Noor told me that a fight between children the night before saved her life. She usually sleeps next to her sister, Hoor. They were very close growing up. They played together, went to school together, and went to their favorite ice cream shop together their whole lives. On the night of the airstrike, however, the sisters had a small argument, and Noor decided to sleep closer to the curtain in the room where their family slept. While the family slept, an Israeli missile targeted their room, killing everyone except Noor, who had been sleeping a few meters away from her parents' bed. Noor’s body flew through the air with her mattress and hit the bathroom wall. She survived with multiple fractures in her arm.
I remember my sister Somaiya for her cheerful personality and her love of writing prose. She studied journalism but didn’t practice it. During the Gaza genocide, she gathered kids from our neighborhood and taught them language and math.
Once, she sent me a photo of herself teaching these children. She had written the word "HOPE" on the whiteboard in capital letters. She hoped that the genocide would end and that her family would survive. In our last message exchange, she wrote, "We are still in this world, hoping to get some good news." Instead, on August 6, I woke up to the tragic news of her murder and that of her entire family.

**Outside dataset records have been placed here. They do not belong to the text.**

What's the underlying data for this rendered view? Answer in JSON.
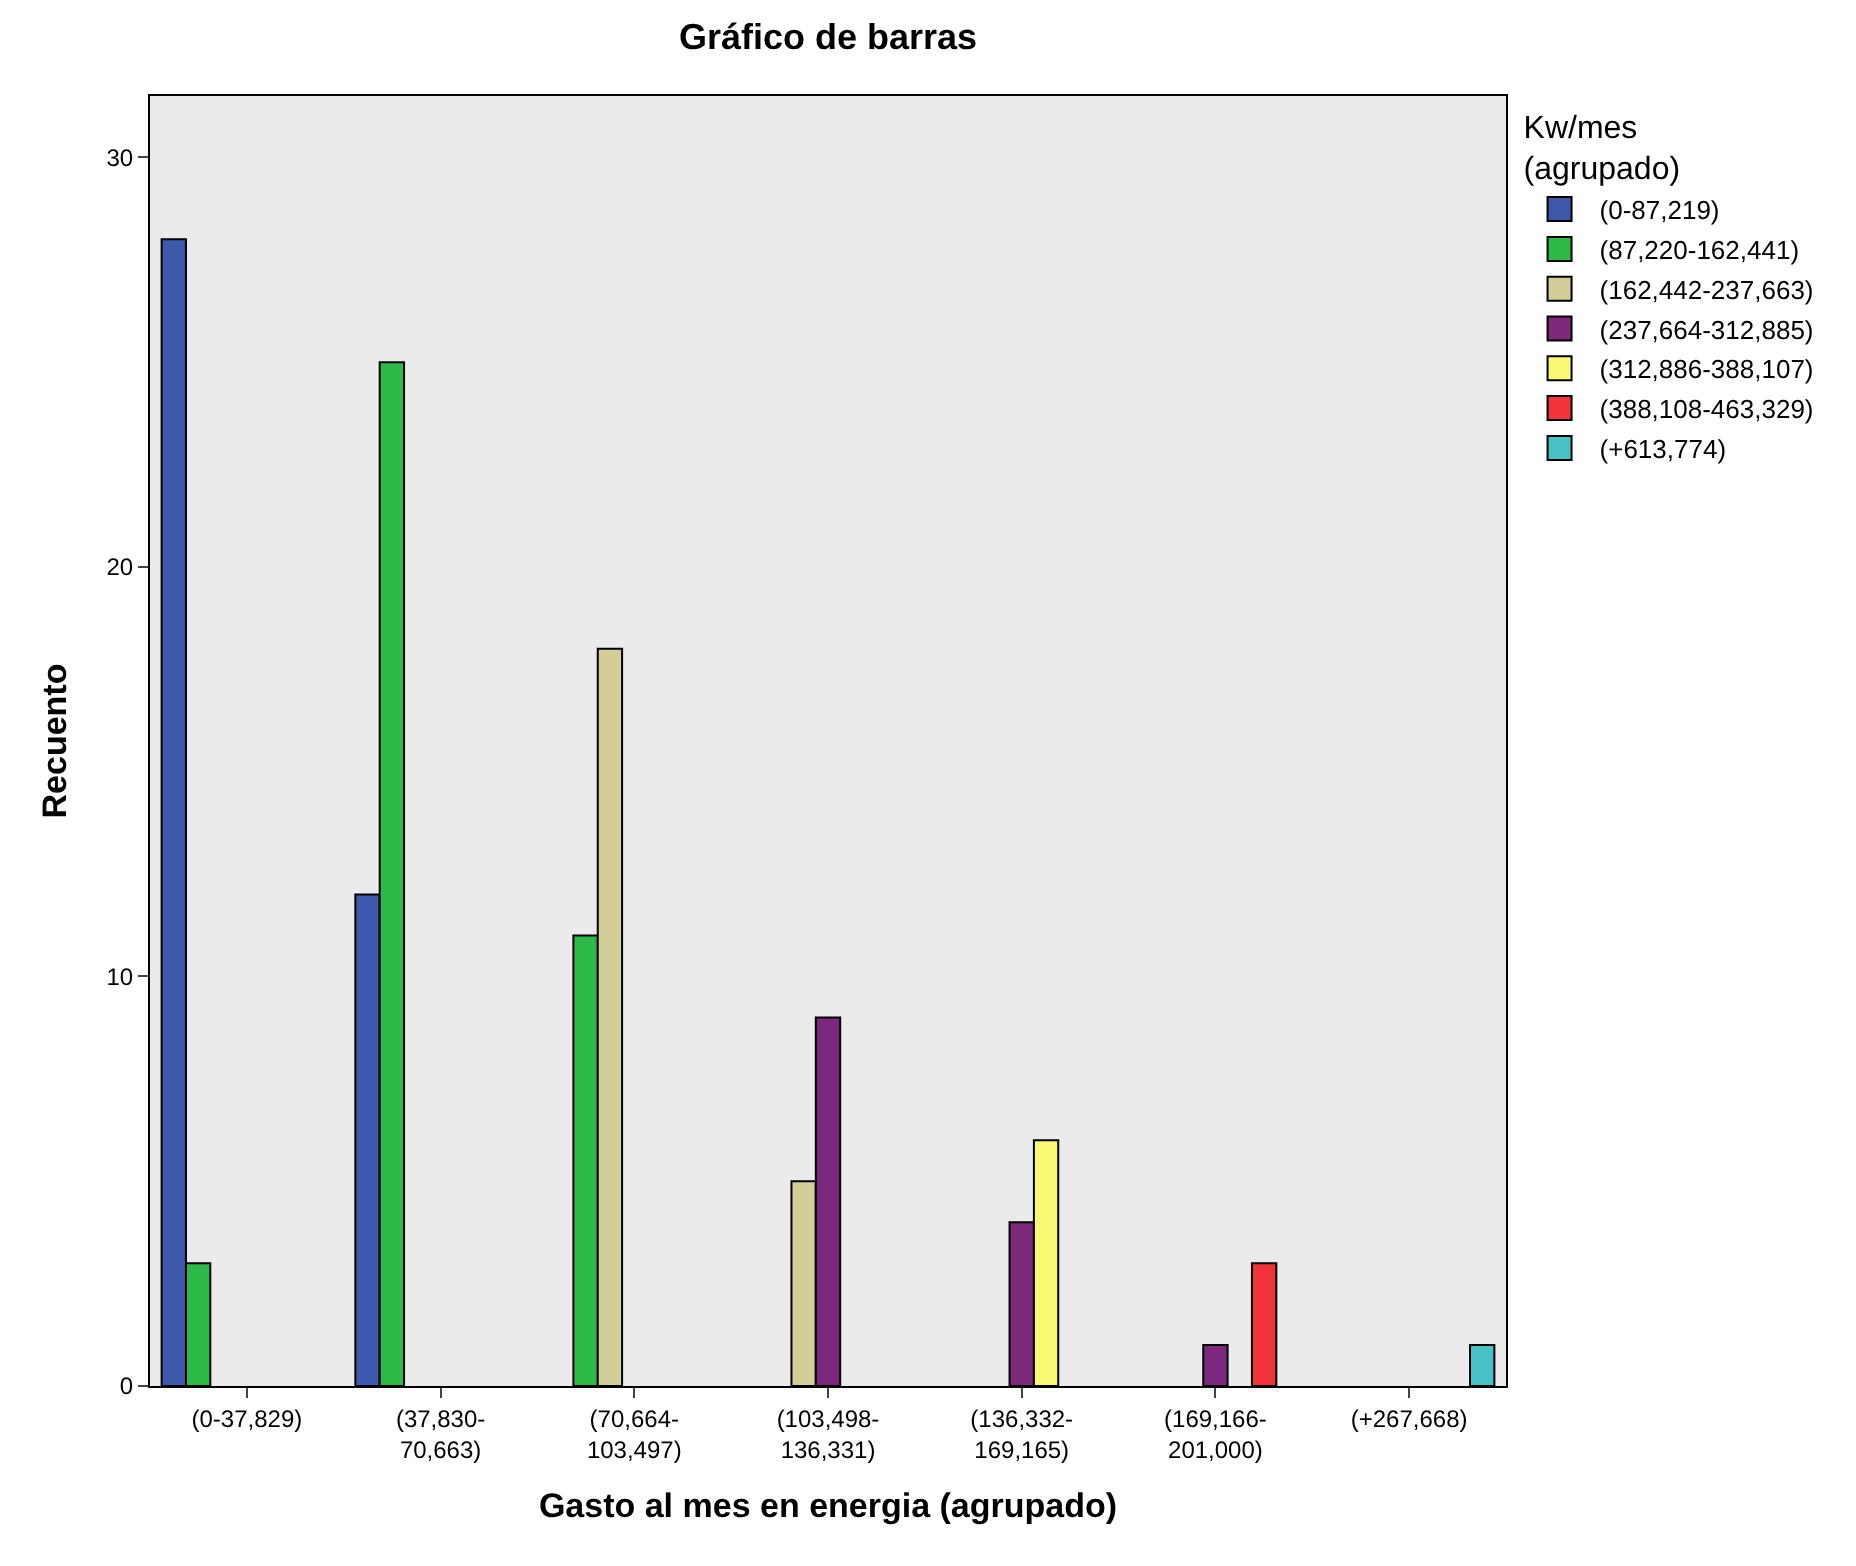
{
  "chart_data": {
    "type": "bar",
    "title": "Gráfico de barras",
    "xlabel": "Gasto al mes en energia (agrupado)",
    "ylabel": "Recuento",
    "legend_title": "Kw/mes\n(agrupado)",
    "categories": [
      "(0-37,829)",
      "(37,830-\n70,663)",
      "(70,664-\n103,497)",
      "(103,498-\n136,331)",
      "(136,332-\n169,165)",
      "(169,166-\n201,000)",
      "(+267,668)"
    ],
    "series": [
      {
        "name": "(0-87,219)",
        "color": "#3e58ac",
        "values": [
          28,
          12,
          null,
          null,
          null,
          null,
          null
        ]
      },
      {
        "name": "(87,220-162,441)",
        "color": "#2eb848",
        "values": [
          3,
          25,
          11,
          null,
          null,
          null,
          null
        ]
      },
      {
        "name": "(162,442-237,663)",
        "color": "#d3ce97",
        "values": [
          null,
          null,
          18,
          5,
          null,
          null,
          null
        ]
      },
      {
        "name": "(237,664-312,885)",
        "color": "#7c287d",
        "values": [
          null,
          null,
          null,
          9,
          4,
          1,
          null
        ]
      },
      {
        "name": "(312,886-388,107)",
        "color": "#fbf873",
        "values": [
          null,
          null,
          null,
          null,
          6,
          null,
          null
        ]
      },
      {
        "name": "(388,108-463,329)",
        "color": "#ef3338",
        "values": [
          null,
          null,
          null,
          null,
          null,
          3,
          null
        ]
      },
      {
        "name": "(+613,774)",
        "color": "#48c2c5",
        "values": [
          null,
          null,
          null,
          null,
          null,
          null,
          1
        ]
      }
    ],
    "ylim": [
      0,
      31.5
    ],
    "yticks": [
      0,
      10,
      20,
      30
    ],
    "grid": false,
    "legend": "top right"
  }
}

A school photo of Hoor and her classmate.
Somaiya was known for being mischievous and adventurous when she was young. Once, she opened the door of a moving car and tried to exit. Another time, she climbed the olive tree at my grandparents' house. She later passed on her love of adventure to her three daughters. She made sure they looked tidy and stylish, buying them matching outfits and taking them to amusement parks.

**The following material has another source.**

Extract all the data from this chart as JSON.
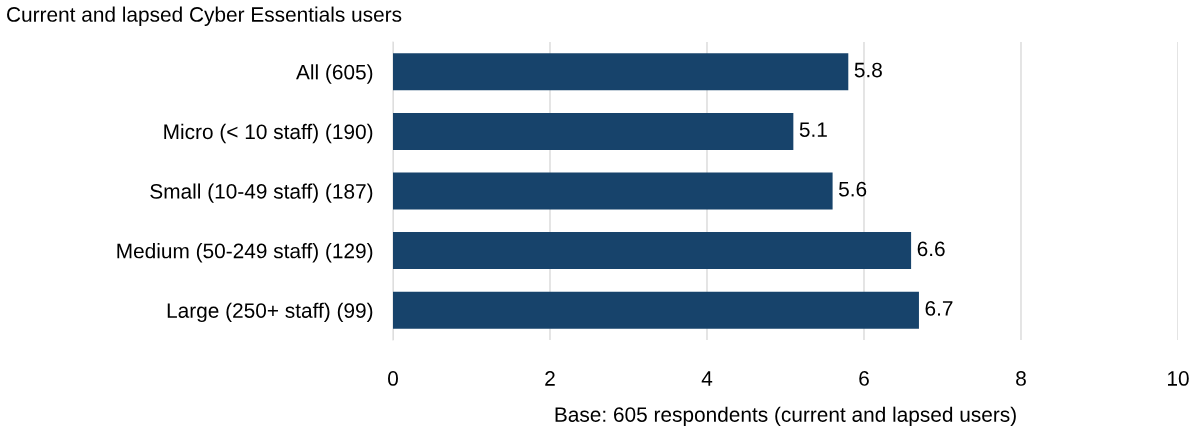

When I returned to Gaza in 2013 from New Zealand, I brought back a book on the traditional Māori haka dance. Last July, I attended a performance in Rotorua, where the chief of the Whakarewarewa Māori village welcomed me. I wish I had told him about Hoor holding and exploring the haka book. Instead, a month later, my sister’s family was buried in shrouds; their bodies were disfigured and torn to pieces.

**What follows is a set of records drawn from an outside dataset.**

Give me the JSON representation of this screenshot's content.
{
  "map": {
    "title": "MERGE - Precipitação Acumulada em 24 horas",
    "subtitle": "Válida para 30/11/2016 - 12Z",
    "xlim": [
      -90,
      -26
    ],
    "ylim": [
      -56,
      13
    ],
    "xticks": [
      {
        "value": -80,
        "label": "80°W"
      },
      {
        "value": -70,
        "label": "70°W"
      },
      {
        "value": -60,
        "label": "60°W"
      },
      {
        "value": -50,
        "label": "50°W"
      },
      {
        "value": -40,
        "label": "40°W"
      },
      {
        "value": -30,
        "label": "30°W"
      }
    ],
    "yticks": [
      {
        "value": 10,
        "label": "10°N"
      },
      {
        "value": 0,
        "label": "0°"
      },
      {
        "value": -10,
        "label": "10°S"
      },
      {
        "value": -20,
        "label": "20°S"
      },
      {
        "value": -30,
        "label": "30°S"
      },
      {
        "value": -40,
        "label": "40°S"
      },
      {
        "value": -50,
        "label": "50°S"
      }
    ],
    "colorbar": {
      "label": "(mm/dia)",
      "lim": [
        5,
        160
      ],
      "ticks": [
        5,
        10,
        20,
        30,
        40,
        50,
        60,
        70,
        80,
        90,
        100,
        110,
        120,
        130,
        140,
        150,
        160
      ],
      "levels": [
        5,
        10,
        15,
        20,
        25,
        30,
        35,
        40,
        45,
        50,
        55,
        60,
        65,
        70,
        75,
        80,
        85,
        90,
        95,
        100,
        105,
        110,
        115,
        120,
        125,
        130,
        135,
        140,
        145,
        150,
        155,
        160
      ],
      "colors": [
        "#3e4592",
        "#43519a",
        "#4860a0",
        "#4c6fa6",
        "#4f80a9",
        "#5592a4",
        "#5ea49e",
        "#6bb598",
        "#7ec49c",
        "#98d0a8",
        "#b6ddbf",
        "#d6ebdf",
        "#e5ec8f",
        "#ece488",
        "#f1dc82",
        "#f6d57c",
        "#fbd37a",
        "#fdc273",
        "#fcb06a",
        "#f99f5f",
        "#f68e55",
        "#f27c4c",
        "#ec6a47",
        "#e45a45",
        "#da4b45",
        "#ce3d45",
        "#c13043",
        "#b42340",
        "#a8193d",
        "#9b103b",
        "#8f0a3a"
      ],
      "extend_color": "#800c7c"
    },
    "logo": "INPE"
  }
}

Anas was buried in my aunt’s grave because there were no available graves in Gaza. Hoor was buried with him. Sham and Somaiya were buried in my sister Zainab's grave. Zainab lost her life due to Israel's siege in 2007. I hope putting their bodies in graves with their loved ones gives them some solace and peace, which they were denied while alive. I wish their lives hadn’t been cut short by a missile. I wish Hoor and Noor could have had more fights over toys and ice cream. I wish they could ask their father to drive faster so their hair would fly in the wind.

A recent photo of Hoor.
The world allowed this genocide to happen. My family would have preferred to celebrate the lives of their loved ones rather than just their memories. We don't want streets or institutions named after our children. We wanted Hoor and Sham to grow up and become the young women they wanted to be. We wanted to see freedom and justice in our lifetime. After nine years of separation, I wanted to see my family. I wanted to treat my nieces to ice cream and share the adventures I had with my sister as a child.
Instead, the world's silence and complicity gave my family only shrouds and no graves of their own. I wish to visit their graves one day when Gaza is free—if Israel does not bulldoze them the way they bulldozed most of Gaza’s graveyards. I want you to remember my family: their names, stories, and hopes.
This is the least the world can do to keep their memories alive after failing to make their dreams come true.
While reality in Gaza is horrifying, I imagine Somaiya, Hoor, Sham, and Anas living better lives in a different world that treats Palestinians fairly. They take more car rides and enjoy more ice cream treats. Somaiya teaches kids about hope in a world that Palestinians in Gaza were deprived of because they were born in the wrong place. In that world, Hoor could watch a haka performance, free from the sounds of warplanes that terrified Gaza's children for 22 months.
As Somaiya wrote to her students in Gaza, “hope” is what keeps us alive. In that other world, Noor's wish is to live and not die so she can see her family.